I recently got to travel to a remote Native Alaskan village (population ~70). I spent a few days teaching in the school, which consisted of two classes: 5 primary students, and 6 secondary students. With one teacher for five grades, the older kids helped the younger kids and everyone worked together. I was surprised at how well the students got along; conflicts were usually resolved quickly without the teacher needing to interfere. The school in general seemed very close-knit, more like a family.
Seeing that extreme example of small-town community shed light on my own small town, and community dynamics in general. The town where I live is just small enough that there are no cliques. One woman I know describes it thus: there are two types of people in the world, shiny people and hairy people; this is a place where shiny people and hairy people mix. It’s true; in a small, isolated group, everyone gets along because they have to.
My favorite feature of small-group community is the lack of social stereotyping and categorizing. It’s not just that shiny people and hairy people mix; there’s no need to be one or the other, to associate yourself with any such identifying paradigm. The prevalence of social categorization in the world is something that has always bothered me. There’s a general pressure to find where you fit in, to identify yourself with a social/personality group; and once you find your social group, to conform even more to its norms. It just drives me crazy that even if your social group is “people who don’t care about their appearance”, there are still norms of dress and material accessories.
I suppose that categorization is an inevitable result of having a large population or a large number of anything. Things like categorizing music and literature into genres are helpful when you’re shopping, but I don’t think it’s necessary to use those genres to categorize social groups and then reinforce their categorization. I absolutely loathe the question “what kind of music do you listen to?” as a social identifier.
All of the best experiences of my life have been within small, single-group communities. Within those groups, the lack of social categorization makes me feel free and more genuinely myself. In a small place, you get along with people who you wouldn’t normally be friends with, given a wider selection. Categories don’t disappear entirely, but you get to know more types of people, and there is often only one person in each category, giving everyone a chance to be unique and to define their own social role.
Of course, a significant disadvantage of such a circumstance is the lack of opportunities to specialize and explore interests that don’t interest anybody else.
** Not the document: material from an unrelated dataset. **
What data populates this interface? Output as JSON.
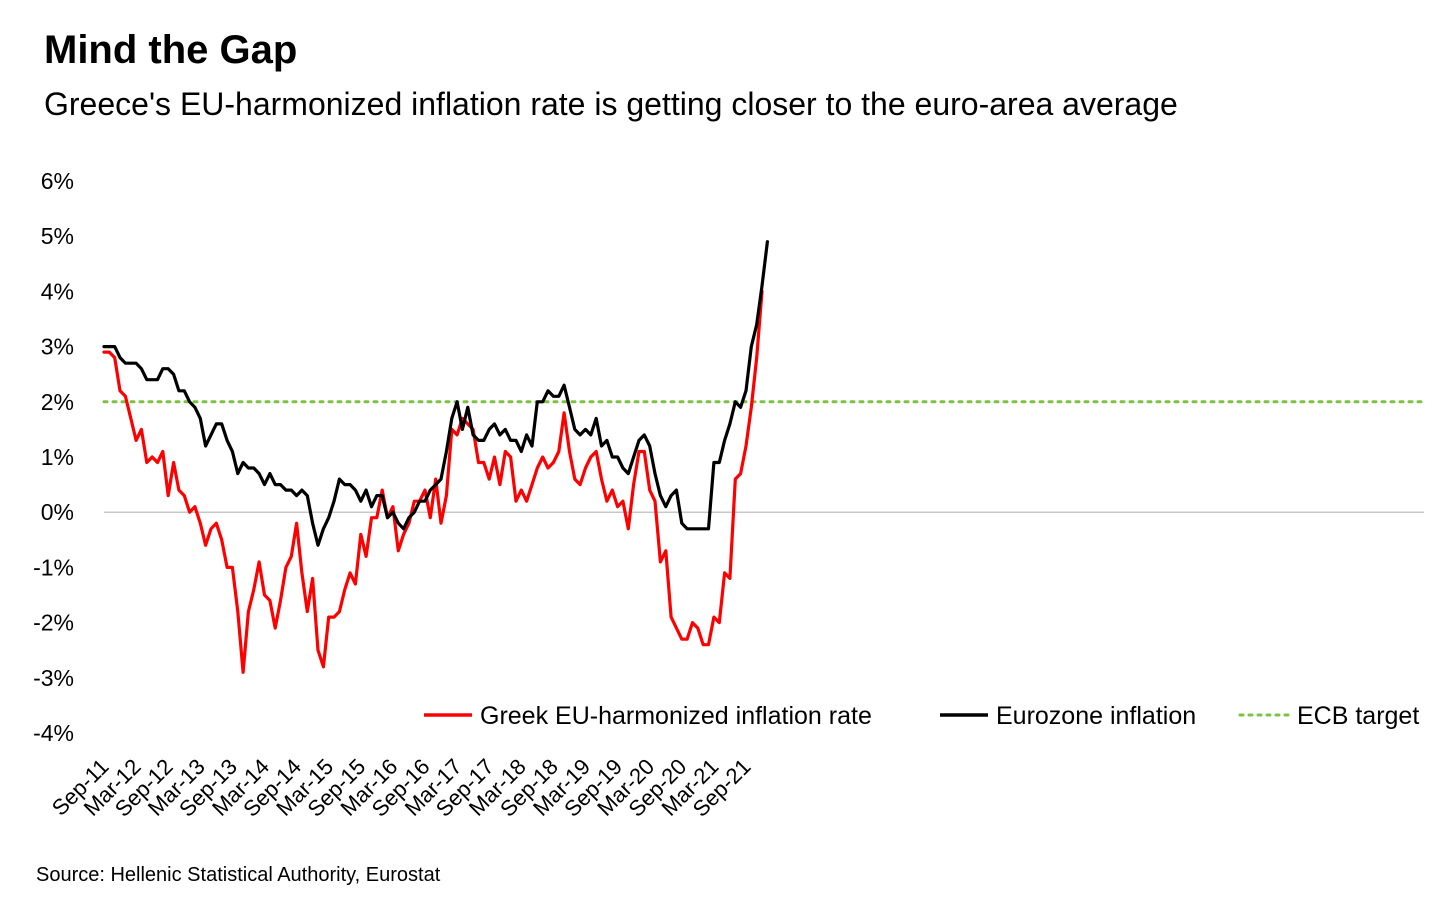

And small towns have their own problems. Native villages, including the one I visited, have huge problems with drugs, alcohol, and domestic violence. Those problems also exist in my town, and they also lack social categorization, not being confined to certain parts of town or certain groups of people, or even behind closed doors like it might be elsewhere. They can’t be avoided. Everyone knows everyone else’s business, and everything is conserved: your actions, your mistakes, your relationships, your embarrassments, and others’. All that really pisses me off sometimes, and sometimes I long for anonymity, for myself and for the kid whose father shows up drunk to yell at her in public. Still, for selfish reasons, I think I prefer this type of community. The blurring of stereotypes and social lines, both positive and negative, gives me the freedom to be myself and to know more surely who that is.